Est-il obligatoire d'avoir un architecte pour une maison de moins de 150 m² ?

Non, la loi 016-89 n'impose l'architecte que pour les constructions dépassant 150 m² de surface couverte. Cependant, nous le recommandons vivement même pour les petits projets, car l'architecte garantit la conformité aux règles d'urbanisme, optimise l'agencement et sécurise le permis de construire. Sans architecte, vous risquez de voir votre permis refusé si les plans ne respectent pas le plan d'aménagement.

Que faire si le maalem refuse de signer un contrat ?

Un professionnel qui refuse de signer un contrat est un signal d'alarme. Cela signifie qu'il n'est pas prêt à s'engager sur les prix, les délais et la qualité. Changez de prestataire. De nombreuses entreprises de construction formelles au Maroc acceptent les contrats écrits. Le contrat est votre seule protection en cas de litige.

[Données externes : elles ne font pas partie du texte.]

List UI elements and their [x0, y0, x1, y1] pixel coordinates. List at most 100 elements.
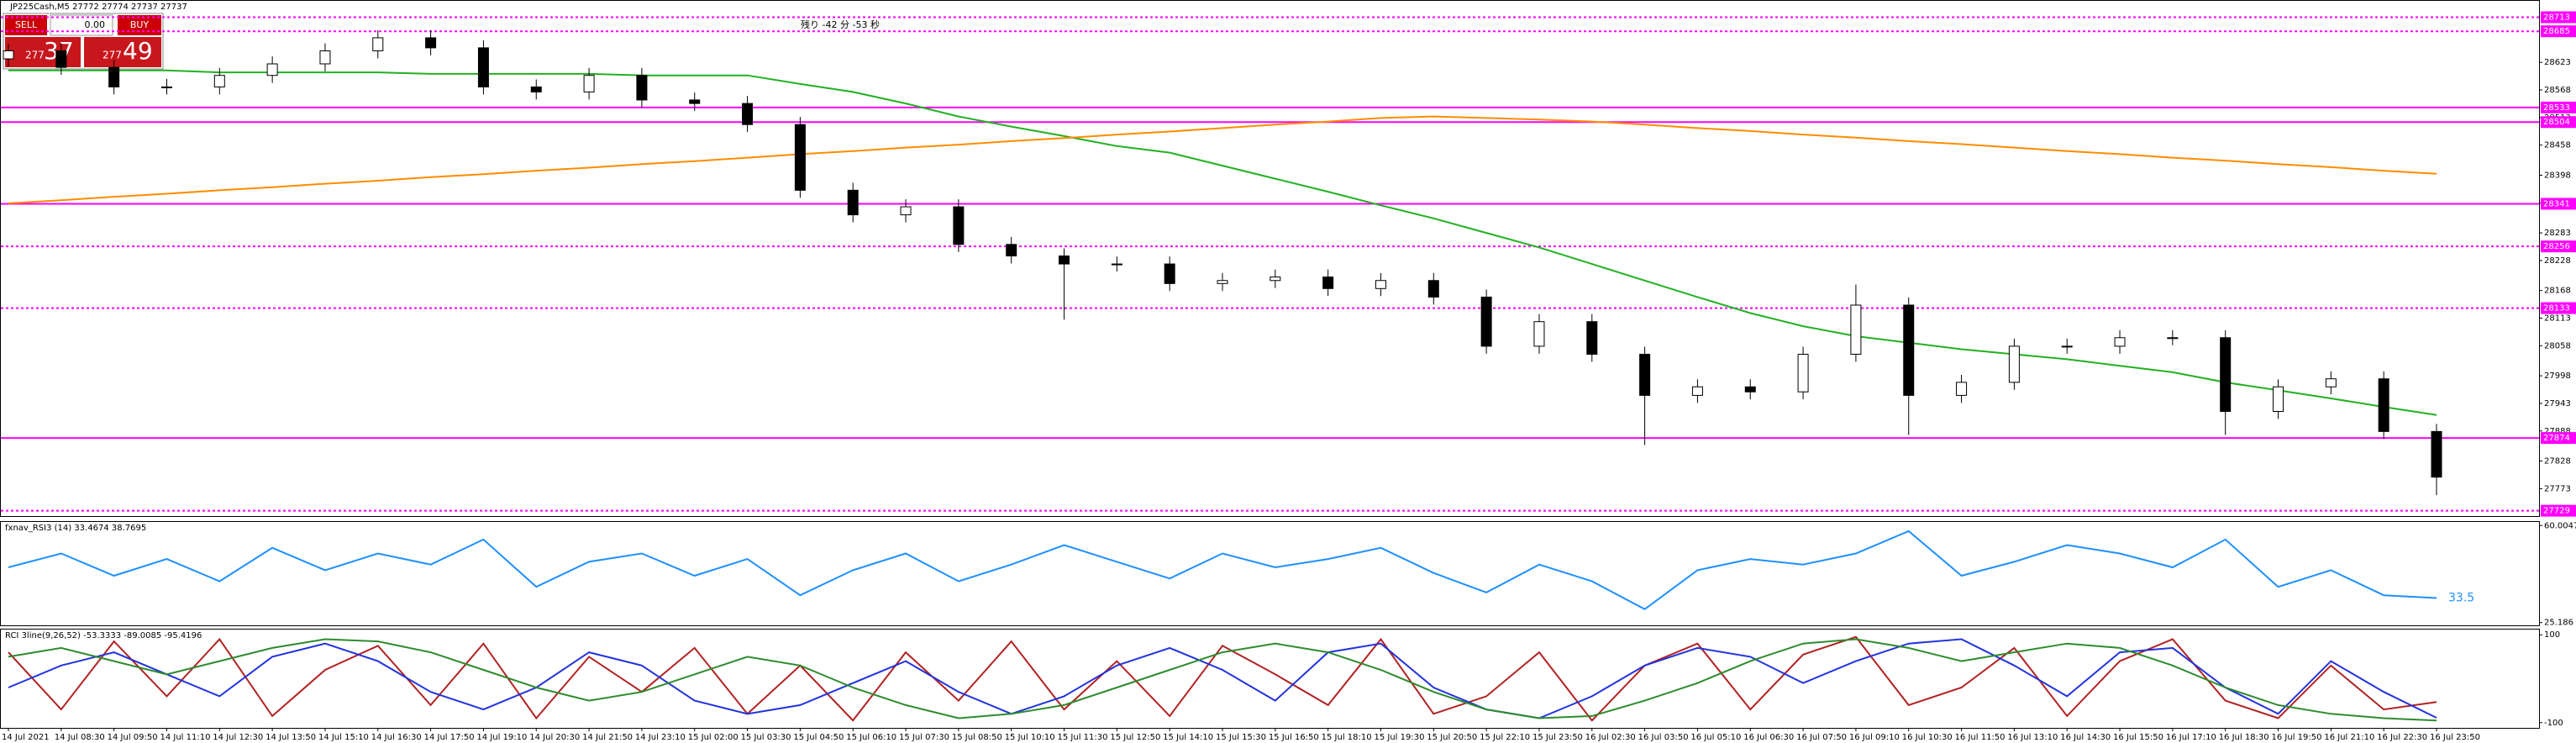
frames — [0, 0, 2540, 729]
y-tick-label: 28228 — [2544, 256, 2571, 266]
price-level-tag — [2541, 240, 2576, 253]
x-tick-label: 14 Jul 08:30 — [55, 733, 105, 742]
candle-body — [1850, 304, 1862, 355]
candle-body — [1111, 263, 1122, 266]
x-tick-label: 15 Jul 10:10 — [1005, 733, 1055, 742]
candle-body — [583, 75, 595, 92]
candle-body — [794, 124, 806, 191]
bid-big: 277 — [25, 50, 45, 61]
rci-title: RCI 3line(9,26,52) -53.3333 -89.0085 -95… — [5, 631, 202, 640]
last-value-label: 33.5 — [2448, 592, 2474, 605]
candle-body — [689, 99, 701, 104]
candle-body — [742, 103, 754, 125]
candle-body — [1533, 321, 1545, 347]
buy-label[interactable]: BUY — [130, 19, 150, 30]
y-tick-label: 28458 — [2544, 141, 2571, 150]
ask-box[interactable] — [84, 37, 161, 67]
price-level-label: 28713 — [2543, 13, 2570, 22]
x-tick-label: 16 Jul 07:50 — [1796, 733, 1847, 742]
price-level-tag — [2541, 198, 2576, 210]
x-tick-label: 16 Jul 14:30 — [2060, 733, 2111, 742]
candle-body — [372, 37, 384, 51]
candle-body — [1586, 321, 1598, 355]
y-tick-label: -100 — [2544, 719, 2563, 728]
candle-body — [2325, 378, 2337, 387]
y-tick-label: 100 — [2544, 630, 2560, 640]
candle-body — [1956, 382, 1968, 396]
price-level-label: 28133 — [2543, 304, 2570, 314]
y-tick-label: 25.186 — [2544, 619, 2573, 628]
price-level-label: 28533 — [2543, 103, 2570, 113]
x-tick-label: 15 Jul 12:50 — [1110, 733, 1160, 742]
candle-body — [213, 75, 225, 87]
candle-body — [425, 37, 437, 49]
price-level-tag — [2541, 11, 2576, 24]
candle-body — [847, 189, 859, 216]
x-tick-label: 16 Jul 15:50 — [2113, 733, 2163, 742]
x-tick-label: 15 Jul 16:50 — [1269, 733, 1319, 742]
lot-value[interactable]: 0.00 — [85, 19, 106, 30]
price-level-tag — [2541, 101, 2576, 113]
x-tick-label: 16 Jul 06:30 — [1743, 733, 1794, 742]
candle-body — [2008, 345, 2020, 383]
candle-body — [1006, 244, 1017, 257]
candle-body — [1270, 277, 1281, 282]
y-tick-label: 28568 — [2544, 86, 2571, 95]
price-level-tag — [2541, 116, 2576, 129]
bid-box[interactable] — [5, 37, 81, 67]
x-tick-label: 15 Jul 08:50 — [952, 733, 1002, 742]
y-tick-label: 27773 — [2544, 484, 2571, 493]
candle-body — [55, 50, 67, 68]
series-line — [8, 638, 2437, 722]
price-level-tag — [2541, 432, 2576, 445]
x-tick-label: 16 Jul 19:50 — [2272, 733, 2322, 742]
candle-body — [900, 206, 912, 216]
price-level-label: 28504 — [2543, 118, 2570, 127]
x-tick-label: 14 Jul 21:50 — [582, 733, 633, 742]
rsi-frame — [0, 521, 2540, 626]
x-tick-label: 16 Jul 09:10 — [1849, 733, 1900, 742]
price-level-tag — [2541, 25, 2576, 38]
candle-body — [2114, 337, 2126, 347]
y-tick-label: 28398 — [2544, 171, 2571, 180]
x-tick-label: 15 Jul 04:50 — [793, 733, 844, 742]
candle-body — [1164, 263, 1175, 284]
y-tick-label: 27888 — [2544, 427, 2571, 436]
candle-body — [1322, 277, 1334, 289]
x-tick-label: 16 Jul 03:50 — [1638, 733, 1689, 742]
candle-body — [2220, 337, 2232, 412]
y-tick-label: 27828 — [2544, 457, 2571, 466]
x-tick-label: 15 Jul 20:50 — [1427, 733, 1477, 742]
x-tick-label: 14 Jul 15:10 — [318, 733, 369, 742]
bar-timer: 残り -42 分 -53 秒 — [801, 18, 880, 30]
candle-body — [1744, 386, 1756, 393]
x-tick-label: 16 Jul 10:30 — [1902, 733, 1953, 742]
candle-body — [1903, 304, 1915, 396]
main-frame — [0, 0, 2540, 517]
candle-body — [266, 63, 278, 76]
x-tick-label: 14 Jul 12:30 — [213, 733, 263, 742]
y-tick-label: 28058 — [2544, 341, 2571, 350]
sell-label[interactable]: SELL — [15, 19, 38, 30]
x-tick-label: 15 Jul 22:10 — [1480, 733, 1530, 742]
price-level-label: 28341 — [2543, 199, 2570, 208]
candle-body — [3, 50, 14, 60]
candle-body — [477, 47, 489, 87]
y-tick-label: 27943 — [2544, 399, 2571, 408]
x-tick-label: 15 Jul 07:30 — [899, 733, 949, 742]
x-tick-label: 16 Jul 13:10 — [2007, 733, 2058, 742]
candle-body — [2061, 345, 2073, 348]
candle-body — [1639, 353, 1651, 396]
candle-body — [2431, 430, 2442, 478]
series-line — [8, 638, 2437, 719]
candle-body — [1480, 296, 1492, 347]
candle-body — [530, 86, 542, 92]
x-tick-label: 16 Jul 05:10 — [1690, 733, 1741, 742]
series-line — [8, 530, 2437, 610]
x-tick-label: 14 Jul 16:30 — [371, 733, 422, 742]
y-tick-label: 28113 — [2544, 314, 2571, 324]
x-tick-label: 14 Jul 11:10 — [160, 733, 210, 742]
series-line — [8, 69, 2437, 416]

Combien coûte une étude de sol au Maroc ?

Une étude géotechnique de type G2 AVP coûte entre 5 000 et 15 000 MAD selon le nombre de sondages et la difficulté d'accès au terrain. Pour une villa standard, comptez 7 000 à 10 000 MAD au LPEE. C'est un investissement dérisoire comparé aux 100 000 à 500 000 MAD que peut coûter la réparation de fondations inadaptées.

Comment vérifier la qualité des matériaux livrés sur chantier ?

Plusieurs vérifications simples : pour le ciment, vérifiez la date de fabrication (< 3 mois) et le marquage NM. Pour le fer à béton, exigez le certificat de conformité Sonasid et vérifiez le marquage sur les barres. Pour le sable, faites un test simple : prenez une poignée, frottez-la — si elle laisse des traces de terre ou sent le sel, refusez-la. Pour le béton prêt à l'emploi, exigez le bon de livraison avec la résistance (B25 minimum pour le béton armé).

Que risque-t-on à construire sans permis au Maroc ?

La construction sans permis est passible d'une amende de 10 000 à 100 000 MAD, d'un emprisonnement de 1 à 3 mois, et d'une démolition aux frais du propriétaire (article 71 de la loi 12-90). De plus, vous ne pourrez pas obtenir le certificat de conformité, ce qui empêche le raccordément définitif aux réseaux et la vente légale du bien. Ces dernières années, les communes appliquent de plus en plus strictement ces sanctions.

Sources : Loi 12-90 relative à l'urbanisme, loi 016-89 relative à l'exercice de la profession d'architecte, loi 59-13 relative à l'assurance construction, RPS 2000 (version révisée 2011), Ordre National des Architectes du Maroc (ONAM), données LPEE (2025-2026).